I have experienced, and still experience, a whole spectrum of fears. Some of my fears have had greater intensity than the fears of the others. But my efforts to overcome these fears have also been perhaps more intense. The major fear is imagining I might fail somebody, that I might let somebody down and then have a very bad conscience about it. For example, when I am thrown into an unknown Latin American country, I could be asked to speak, to address the parliament. I give a talk, I try to be flowery, impressive. I deliver. But once this is over, I always turn to somebody and say, "What was it like? Was it good? Did I deliver?" I have always felt this uncertainty; I have always been a person suffering from stage fright, from fear. Fear is with me, but I act in spite of it.

On Humor

When a man or woman is ready to sacrifice everything for very serious matters, what happens in the end is that such a person takes himself or herself extremely seriously. His or her face then becomes very rigid, almost inhuman, and such a person becomes a monument. And as you know, monuments are made of stone or of plaster and it is very difficult for monuments to move. Their movements are clumsy. If one wishes to retain humanity, to stay human, it is important that you keep a certain distance. To keep this distance you need to be able to see that there is a certain element of absurdity, even ridicule, in one’s deeds.

On Hope

Often people confuse hope with prognostics. Prognostics is the science of studying whatever happens around you in the world. With it either you will make a positive prognosis (because you are an optimist) or a negative prognosis (which would have a pessimistic impact on the people around you). But it is very important to differentiate. Hope is not prognosis. Hope is something that I see as the state of the spirit. If life had no sense, then there would be no hope, because the very sense of life, the meaning of life, is closely linked with hope.

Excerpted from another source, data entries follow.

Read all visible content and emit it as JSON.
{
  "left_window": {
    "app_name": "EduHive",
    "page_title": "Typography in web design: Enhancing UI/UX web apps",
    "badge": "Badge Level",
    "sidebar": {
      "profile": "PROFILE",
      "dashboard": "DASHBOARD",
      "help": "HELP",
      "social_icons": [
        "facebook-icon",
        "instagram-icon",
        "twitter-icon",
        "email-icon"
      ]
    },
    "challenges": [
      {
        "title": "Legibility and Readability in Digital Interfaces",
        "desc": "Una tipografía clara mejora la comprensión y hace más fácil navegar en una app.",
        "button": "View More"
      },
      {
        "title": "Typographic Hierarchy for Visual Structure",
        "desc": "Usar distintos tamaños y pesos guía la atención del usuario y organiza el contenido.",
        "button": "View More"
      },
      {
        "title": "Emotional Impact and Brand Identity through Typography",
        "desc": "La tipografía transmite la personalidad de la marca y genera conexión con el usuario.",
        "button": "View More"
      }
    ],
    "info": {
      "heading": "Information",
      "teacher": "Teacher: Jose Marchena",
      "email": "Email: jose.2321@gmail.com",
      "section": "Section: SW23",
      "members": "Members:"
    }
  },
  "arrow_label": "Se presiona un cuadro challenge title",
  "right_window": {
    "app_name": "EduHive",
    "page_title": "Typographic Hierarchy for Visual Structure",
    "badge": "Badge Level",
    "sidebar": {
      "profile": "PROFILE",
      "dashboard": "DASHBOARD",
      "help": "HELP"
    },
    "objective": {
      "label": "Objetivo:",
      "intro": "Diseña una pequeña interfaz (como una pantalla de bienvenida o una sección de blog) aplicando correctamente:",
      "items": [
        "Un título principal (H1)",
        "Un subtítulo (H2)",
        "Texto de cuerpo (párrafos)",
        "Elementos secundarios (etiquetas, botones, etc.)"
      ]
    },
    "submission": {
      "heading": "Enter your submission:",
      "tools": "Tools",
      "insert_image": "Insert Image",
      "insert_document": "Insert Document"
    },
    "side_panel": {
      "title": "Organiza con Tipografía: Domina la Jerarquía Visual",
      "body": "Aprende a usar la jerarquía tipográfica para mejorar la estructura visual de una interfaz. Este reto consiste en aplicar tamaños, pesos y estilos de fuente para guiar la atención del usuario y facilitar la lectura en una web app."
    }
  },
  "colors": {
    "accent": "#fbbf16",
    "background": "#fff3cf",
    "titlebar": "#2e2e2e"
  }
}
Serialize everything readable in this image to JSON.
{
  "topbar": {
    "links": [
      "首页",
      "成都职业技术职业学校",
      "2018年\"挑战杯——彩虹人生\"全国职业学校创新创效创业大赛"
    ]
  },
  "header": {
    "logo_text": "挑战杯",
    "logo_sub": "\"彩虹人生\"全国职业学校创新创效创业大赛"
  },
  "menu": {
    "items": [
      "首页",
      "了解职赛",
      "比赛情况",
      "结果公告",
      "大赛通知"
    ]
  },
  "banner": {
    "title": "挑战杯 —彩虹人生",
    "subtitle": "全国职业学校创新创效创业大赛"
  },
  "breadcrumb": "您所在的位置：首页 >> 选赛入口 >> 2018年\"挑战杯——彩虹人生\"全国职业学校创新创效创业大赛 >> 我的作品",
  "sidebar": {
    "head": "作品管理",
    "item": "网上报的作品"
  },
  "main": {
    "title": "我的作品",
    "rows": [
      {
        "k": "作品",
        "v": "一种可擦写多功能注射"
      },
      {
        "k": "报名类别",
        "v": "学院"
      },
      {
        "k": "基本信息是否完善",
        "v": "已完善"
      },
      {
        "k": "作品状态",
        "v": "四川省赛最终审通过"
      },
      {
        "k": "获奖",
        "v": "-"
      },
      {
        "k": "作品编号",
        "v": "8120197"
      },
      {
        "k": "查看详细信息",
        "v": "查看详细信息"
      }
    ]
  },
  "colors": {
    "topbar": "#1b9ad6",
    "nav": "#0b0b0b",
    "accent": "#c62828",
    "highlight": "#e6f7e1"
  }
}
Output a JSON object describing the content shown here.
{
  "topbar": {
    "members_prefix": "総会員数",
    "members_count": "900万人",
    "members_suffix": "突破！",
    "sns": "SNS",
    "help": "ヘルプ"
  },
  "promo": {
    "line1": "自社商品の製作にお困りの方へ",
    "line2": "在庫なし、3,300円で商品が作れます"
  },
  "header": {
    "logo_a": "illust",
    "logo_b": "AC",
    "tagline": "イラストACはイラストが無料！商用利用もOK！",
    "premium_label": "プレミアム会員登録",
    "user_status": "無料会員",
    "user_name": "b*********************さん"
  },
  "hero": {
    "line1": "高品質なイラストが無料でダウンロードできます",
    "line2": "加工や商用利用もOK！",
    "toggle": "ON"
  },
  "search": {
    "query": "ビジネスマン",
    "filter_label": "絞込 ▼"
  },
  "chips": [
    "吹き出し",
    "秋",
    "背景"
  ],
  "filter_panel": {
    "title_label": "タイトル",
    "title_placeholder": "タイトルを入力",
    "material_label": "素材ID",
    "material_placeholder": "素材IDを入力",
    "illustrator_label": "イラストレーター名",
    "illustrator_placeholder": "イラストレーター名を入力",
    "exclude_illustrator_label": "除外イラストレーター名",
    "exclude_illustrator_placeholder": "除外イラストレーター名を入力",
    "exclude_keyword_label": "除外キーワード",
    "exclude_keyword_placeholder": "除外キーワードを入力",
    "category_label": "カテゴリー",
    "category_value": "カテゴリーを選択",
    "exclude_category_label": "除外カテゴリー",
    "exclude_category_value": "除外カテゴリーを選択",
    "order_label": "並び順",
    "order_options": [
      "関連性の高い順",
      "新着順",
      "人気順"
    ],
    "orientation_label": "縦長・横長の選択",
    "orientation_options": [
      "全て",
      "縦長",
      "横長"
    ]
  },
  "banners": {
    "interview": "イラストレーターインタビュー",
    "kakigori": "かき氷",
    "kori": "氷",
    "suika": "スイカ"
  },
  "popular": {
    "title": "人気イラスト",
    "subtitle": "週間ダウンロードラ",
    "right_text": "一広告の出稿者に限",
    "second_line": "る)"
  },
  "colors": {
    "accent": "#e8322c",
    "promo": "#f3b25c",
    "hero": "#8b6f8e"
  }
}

On Freedom and Responsibility

Freedom without responsibility is perhaps something that is a dream of almost everybody to do whatever you want to do and yet not to assume any responsibility for what you did. But of course, that would be a utopian life. And also, life without any responsibility would not make sense. So I think the value of freedom is linked with responsibility. And if freedom has no such responsibility associated with it, then it loses content, it loses sense, and it also loses weight.